Se l'universo sovranista europeo seguisse le regole delle vite parallele Matteo Salvini farebbe meglio a preoccuparsi. In Austria, infatti, gli elettori hanno inflitto una durissima punizione al Partito della Libertà (Fpoe) dell'ex vicecancelliere Heinz Christian Strache costretto alle dimissioni a metà maggio in seguito alla diffusione di un trappolone video in cui confidava a una falsa ereditiera russa i piani per controllare la stampa avversaria. Per la stessa logica Giuseppe Conte farebbe bene a rallegrarsi. Sebastian Kurz, il 32enne leader del partito popolare conservatore (Oevp), prontissimo al momento dello scandalo ad escludere dal governo Strache e gli altri ministri dell'Fpoe per correre ad elezioni anticipate, ha fagocitato oltre la metà del 10% di voti perduti dal Fpoe salendo, secondo gli exit poll, dal 31,5 del 2017 al 37,1 per cento.
Ma l'Austria nonostante l'ingenuo pressapochismo della destra di Strache e il camaleontismo di Kurz non è l'Italia. E il giovane Kurz, a differenza di Conte, non è un uomo solo al comando, ma il leader conclamato di un Partito Popolare che dal 1945 a oggi non ha quasi mai abbandonato le stanze del potere. L'unico dubbio è quindi se Kurz, dopo aver usato l'Fpoe per soddisfare un elettorato protagonista, dopo la crisi migratoria del 2015, di un'energica virata a destra, tornerà a sperimentare la storica alleanza con i socialisti dell'Spoe. Dal punto di vista dell'opportunismo politico, qualità che certo non gli manca, il Cancelliere «in pectore» avrebbe tutto da guadagnare. Piegati da un'emorragia elettorale prossima, secondo gli exit-poll, al 5 per cento i socialisti non potranno certo imporgli molte condizioni. La loro forza consiste però nell'essere l'unica formazione in grado di garantire all'Oevp un governo stabile. L'alleanza con i socialisti eviterebbe a Kurz due alternative troppo fitte d'incognite per il suo animo squisitamente calcolatore. La prima sarebbe un ritorno all'alleanza con quella destra di Strache che, oltre a risultare assai imbarazzante, sarebbe anche assai poco consigliabile in base alle attuali dinamiche dei popolari europei.
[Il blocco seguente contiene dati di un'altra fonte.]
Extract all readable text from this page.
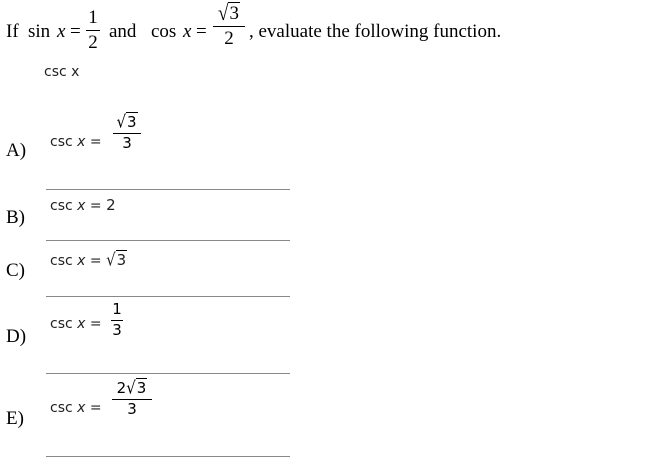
If sin x =
1
2
and cos x =
√3
2 , evaluate the following function.
csc x
A) csc x =
√3
3
B)
csc x = 2
C) csc x = √3
D)
csc x =
1
3
E) csc x =
2√3
3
La seconda, politicamente assai azzardata, sarebbe la formazione di un'inedita coalizione con i liberali del Neos, saliti al 7,5%, e quel movimento verde balzato sull'onda della Greta-predicazione dal risicato 3,8 per cento di due anni fa fin oltre il 14 attribuitogli oggi dagli exit-poll. Seppur matematicamente sostenibile l'alleanza con ambientalisti e liberali risulterebbe assai ardua da gestire e farebbe sicuramente torcere il naso all'elettorato più conservatore dell'Oevp.
Un elettorato saldamente radicato in quelle vallate e in quella zone rurali dell'Austria profonda dove la difesa dell'ambiente è intesa come un modello assolutamente tradizionalista. Un modello assai difficile da coniugare con il fanatismo anti progressista e laicista sostenuto dal movimento di Greta Thunberg.